I am baffled by something of a statistical nature and so would aprreciate help from mazza or any other stats guru, thanks
suppose I have 2000 lines of data in excel, each line being the daily return/change for some security. I want to put a figure on the volatility based on daily returns over this whole period. I have done that a couple of differnt ways and I am baffled by why i am getting different results
one easy method is to take the SD for the whole sample (or should that be population) using STDEV.P or STDEV.S of lines 1 to 2000, and convert that to HV. simple enough.
another possible method is to break it into 20 day lots, work out HV20 for each 20 day period, and then average the HV of those 100 periods. This gives 'the average HV20 over the last 2000 days'. This always gives a lower figure than method one.
as an experiment i tried a middle way, breaking it into 4 differnt 500 line lots, taking the 4 resulting HV of each and averaging them. this results in a figure somewhere between the other two.

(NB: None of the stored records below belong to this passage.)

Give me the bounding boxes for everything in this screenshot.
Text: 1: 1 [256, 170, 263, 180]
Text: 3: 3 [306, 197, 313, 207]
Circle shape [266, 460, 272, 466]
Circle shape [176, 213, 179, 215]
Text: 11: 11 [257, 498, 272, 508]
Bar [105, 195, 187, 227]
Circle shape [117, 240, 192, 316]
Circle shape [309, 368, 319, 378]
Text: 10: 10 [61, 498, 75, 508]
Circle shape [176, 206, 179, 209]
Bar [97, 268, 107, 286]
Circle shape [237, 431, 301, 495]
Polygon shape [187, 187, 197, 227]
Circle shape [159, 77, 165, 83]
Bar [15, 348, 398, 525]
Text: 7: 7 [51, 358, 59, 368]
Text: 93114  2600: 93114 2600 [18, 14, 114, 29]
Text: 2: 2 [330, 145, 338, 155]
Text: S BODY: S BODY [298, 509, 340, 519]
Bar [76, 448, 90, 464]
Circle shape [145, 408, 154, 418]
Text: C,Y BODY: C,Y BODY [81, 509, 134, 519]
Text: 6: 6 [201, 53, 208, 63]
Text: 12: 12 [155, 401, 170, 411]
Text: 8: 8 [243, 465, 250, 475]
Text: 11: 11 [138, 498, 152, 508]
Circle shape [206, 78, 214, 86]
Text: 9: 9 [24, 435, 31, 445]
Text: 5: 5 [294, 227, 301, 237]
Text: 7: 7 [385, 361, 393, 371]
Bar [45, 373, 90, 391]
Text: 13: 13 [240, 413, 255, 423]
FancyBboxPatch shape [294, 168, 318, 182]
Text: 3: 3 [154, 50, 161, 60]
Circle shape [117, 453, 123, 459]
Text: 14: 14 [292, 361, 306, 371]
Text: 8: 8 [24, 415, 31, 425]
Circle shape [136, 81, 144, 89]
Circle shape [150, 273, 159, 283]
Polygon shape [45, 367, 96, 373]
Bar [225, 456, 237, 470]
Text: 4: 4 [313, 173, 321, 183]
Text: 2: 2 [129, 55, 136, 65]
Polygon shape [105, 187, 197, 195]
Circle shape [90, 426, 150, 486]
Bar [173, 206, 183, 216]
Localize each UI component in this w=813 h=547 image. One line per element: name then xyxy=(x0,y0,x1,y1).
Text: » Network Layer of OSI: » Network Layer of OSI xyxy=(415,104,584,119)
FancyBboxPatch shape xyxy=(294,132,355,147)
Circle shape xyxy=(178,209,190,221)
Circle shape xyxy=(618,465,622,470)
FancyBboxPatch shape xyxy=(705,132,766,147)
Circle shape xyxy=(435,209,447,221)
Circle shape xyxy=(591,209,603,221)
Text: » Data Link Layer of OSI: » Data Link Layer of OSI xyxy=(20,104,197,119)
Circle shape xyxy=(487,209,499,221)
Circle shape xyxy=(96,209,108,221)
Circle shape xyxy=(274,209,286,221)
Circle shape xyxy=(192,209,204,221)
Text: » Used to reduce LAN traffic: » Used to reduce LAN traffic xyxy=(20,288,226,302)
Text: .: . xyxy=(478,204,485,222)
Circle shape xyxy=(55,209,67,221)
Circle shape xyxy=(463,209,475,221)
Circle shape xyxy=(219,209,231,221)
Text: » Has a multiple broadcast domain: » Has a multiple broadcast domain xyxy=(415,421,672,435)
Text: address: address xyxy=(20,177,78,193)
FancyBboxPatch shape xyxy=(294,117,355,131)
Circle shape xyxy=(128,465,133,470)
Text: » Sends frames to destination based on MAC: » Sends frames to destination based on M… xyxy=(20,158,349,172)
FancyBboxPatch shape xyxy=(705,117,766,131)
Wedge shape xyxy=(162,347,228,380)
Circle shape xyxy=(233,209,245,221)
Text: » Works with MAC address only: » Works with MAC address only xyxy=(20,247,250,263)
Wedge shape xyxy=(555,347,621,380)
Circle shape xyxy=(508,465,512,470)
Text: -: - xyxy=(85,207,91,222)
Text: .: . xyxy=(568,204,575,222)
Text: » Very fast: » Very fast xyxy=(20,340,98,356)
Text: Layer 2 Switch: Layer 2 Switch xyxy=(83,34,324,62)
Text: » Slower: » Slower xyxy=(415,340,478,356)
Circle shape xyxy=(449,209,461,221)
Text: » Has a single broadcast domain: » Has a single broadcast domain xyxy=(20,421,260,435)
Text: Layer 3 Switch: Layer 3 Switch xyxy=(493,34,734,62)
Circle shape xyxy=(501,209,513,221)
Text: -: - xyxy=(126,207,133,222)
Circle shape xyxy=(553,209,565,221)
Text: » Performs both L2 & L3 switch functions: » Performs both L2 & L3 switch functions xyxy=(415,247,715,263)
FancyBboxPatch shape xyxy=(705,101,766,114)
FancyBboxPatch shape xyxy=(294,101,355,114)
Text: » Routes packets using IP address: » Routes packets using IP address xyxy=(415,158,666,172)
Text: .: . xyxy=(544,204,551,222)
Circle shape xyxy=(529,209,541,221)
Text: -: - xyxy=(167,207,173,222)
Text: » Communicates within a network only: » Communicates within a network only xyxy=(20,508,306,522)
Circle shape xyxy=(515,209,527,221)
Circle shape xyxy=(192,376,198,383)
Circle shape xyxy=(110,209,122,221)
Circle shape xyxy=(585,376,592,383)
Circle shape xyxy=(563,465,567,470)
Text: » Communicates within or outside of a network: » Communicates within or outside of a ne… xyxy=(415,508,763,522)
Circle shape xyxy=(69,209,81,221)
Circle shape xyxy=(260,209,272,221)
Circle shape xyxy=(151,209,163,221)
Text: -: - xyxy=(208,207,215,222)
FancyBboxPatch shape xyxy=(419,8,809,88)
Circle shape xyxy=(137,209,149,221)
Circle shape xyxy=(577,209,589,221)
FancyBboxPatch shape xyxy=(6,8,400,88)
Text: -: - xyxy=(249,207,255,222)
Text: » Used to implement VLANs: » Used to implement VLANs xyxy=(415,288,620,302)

the differences are significant enough to matter eg one security gives HV of 21.3%/19.8%/17.9% for methods 1/3/2
a currency pair gives 13.07%/12.1%/10.56%
for the life of me I cannot see why this should be so, since they are measuring the distribution of exactly the same daily returns. I have eliminated as a cause the following;
- it isnt that shorter samples cause the average to vary from zero more in a strong trend, meaning each deviation is on average less; this does happen but eliminating it didnt make much difference
- it isnt an issue with using population or sample stdev; again it doesnt make much difference which one is used over 2000 lines and for the shorter timeframes i am using sample anyway
- i thought it might be the outlier days having a bigger effect on the whole sample v being lost in a couple out of 100 smaller samples, but eliminating the outlier days made no difference
- using log returns or straight returns does not make the differnce
Now if I try the same experiment using random numbers in place of daily returns, the observed effect does not happen; all methods give pretty much the same answer, which is what i expected to happen with stocks but it didnt. I therefore suspect it must be something to do with the normalish distribution characterising security returns, but i cant figure out exactly what.
Hoping someone can shed any light on this for me, thanks